If you decide by looking at the chart and analysis that the up-trend will continue, you might choose to place a long bet on the BT Group at a price of £12 per point. If you are correct, the price may go up to 253.71 – 254.23, and you could close your spread trade and collect your winnings. For this spread bet, you wagered £12 per point at an opening price of 217.42, and the trade closed at the selling price of 253.71. That means you gained 36.29 points, which multiplied by the stake shows you a profit of £435.48. As this is a rolling daily bet, your account may have been charged a little interest each evening while you held the bet, but this usually does not amount to much.
On the other hand, the price may have fallen after you placed the spread bet, and you could decide to close and accept your loss when the price drops down to 191.36 – 191.90. In this case the bet opened at 217.42, as before, and closed at 191.36. That means you lost 26.06 points, which cost you £312.72.
To protect your account, you could instead have placed a stop loss order when you opened the spread bet, and this would close the bet for you if the price fell by an amount you set. Say the bet closed at 205.13 – 205.69 from the stoploss. In this case you have lost 217.42 less 205.13, which is 12.29 points. That would have cost you £147.48.
BT Group Futures Betting
If you are looking to profit from a spread bet over the course of a few weeks or months, you may consider wagering on the futures based price on BT Group. IG Index are quoting 217.45 – 220.07 for the “long future”, three quarters away. Perhaps you think that the BT Group is overpriced, and want to place a short or sell bet on it for £8.50 per point. The sell bet would go on at the lower price of 217.45.
Assume that you are correct, and that the price goes lower, you might decide to take your winnings when it reaches 195.36 – 197.95. To work out how much you have won, you first work out the difference in points. The bet was placed at 217.45, and closed at 197.95, the buying price. That means you won the 19.50 points, which is worth £165.75 for your chosen stake.

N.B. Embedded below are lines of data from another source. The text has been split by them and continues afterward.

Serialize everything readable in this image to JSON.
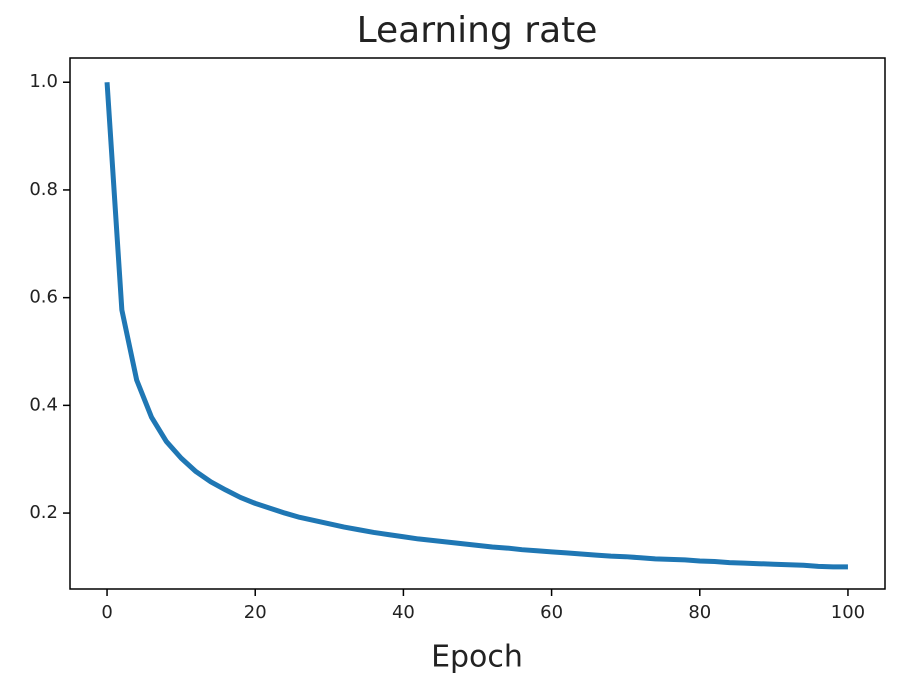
{
  "chart_data": {
    "type": "line",
    "title": "Learning rate",
    "x_label": "Epoch",
    "x": [
      0,
      2,
      4,
      6,
      8,
      10,
      12,
      14,
      16,
      18,
      20,
      22,
      24,
      26,
      28,
      30,
      32,
      34,
      36,
      38,
      40,
      42,
      44,
      46,
      48,
      50,
      52,
      54,
      56,
      58,
      60,
      62,
      64,
      66,
      68,
      70,
      72,
      74,
      76,
      78,
      80,
      82,
      84,
      86,
      88,
      90,
      92,
      94,
      96,
      98,
      100
    ],
    "values": [
      1.0,
      0.577,
      0.447,
      0.378,
      0.333,
      0.302,
      0.277,
      0.258,
      0.243,
      0.229,
      0.218,
      0.209,
      0.2,
      0.192,
      0.186,
      0.18,
      0.174,
      0.169,
      0.164,
      0.16,
      0.156,
      0.152,
      0.149,
      0.146,
      0.143,
      0.14,
      0.137,
      0.135,
      0.132,
      0.13,
      0.128,
      0.126,
      0.124,
      0.122,
      0.12,
      0.119,
      0.117,
      0.115,
      0.114,
      0.113,
      0.111,
      0.11,
      0.108,
      0.107,
      0.106,
      0.105,
      0.104,
      0.103,
      0.101,
      0.1,
      0.1
    ],
    "color": "#1f77b4",
    "xlim": [
      -5,
      105
    ],
    "xticks": [
      0,
      20,
      40,
      60,
      80,
      100
    ],
    "ylim": [
      0.059,
      1.045
    ],
    "yticks": [
      0.2,
      0.4,
      0.6,
      0.8,
      {
        "value": 1,
        "label": "1.0"
      }
    ],
    "grid": false
  }
}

Inevitably, some of your bets will fail, and you will be faced with closing your bet and accepting your loss. It is a good idea to do this as soon as you realize that the price is not going to plan, as minimizing your losses is key to making a profit overall. Say the price rose to 233.76 – 236.21, and you closed the spread trade to avoid further loss. This time you have lost 236.21 less 217.45 which is 18.76 points. That works out to £159.46.
If you don’t have time to keep watching the price, or think you might hesitate to take a loss if the price moves against you, then it is a good idea to place a stop loss order when you take out the bet. This tells your spread betting provider to close the bet once a certain price is reached. If you had a stop loss order on this bet, you might find the spread bet closed when the price reached 228.62 – 231.10. The calculation of how much you lost is exactly the same. 231.10 minus 217.45 is 13.65 points. For your wager, that amounts to £116.03 lost.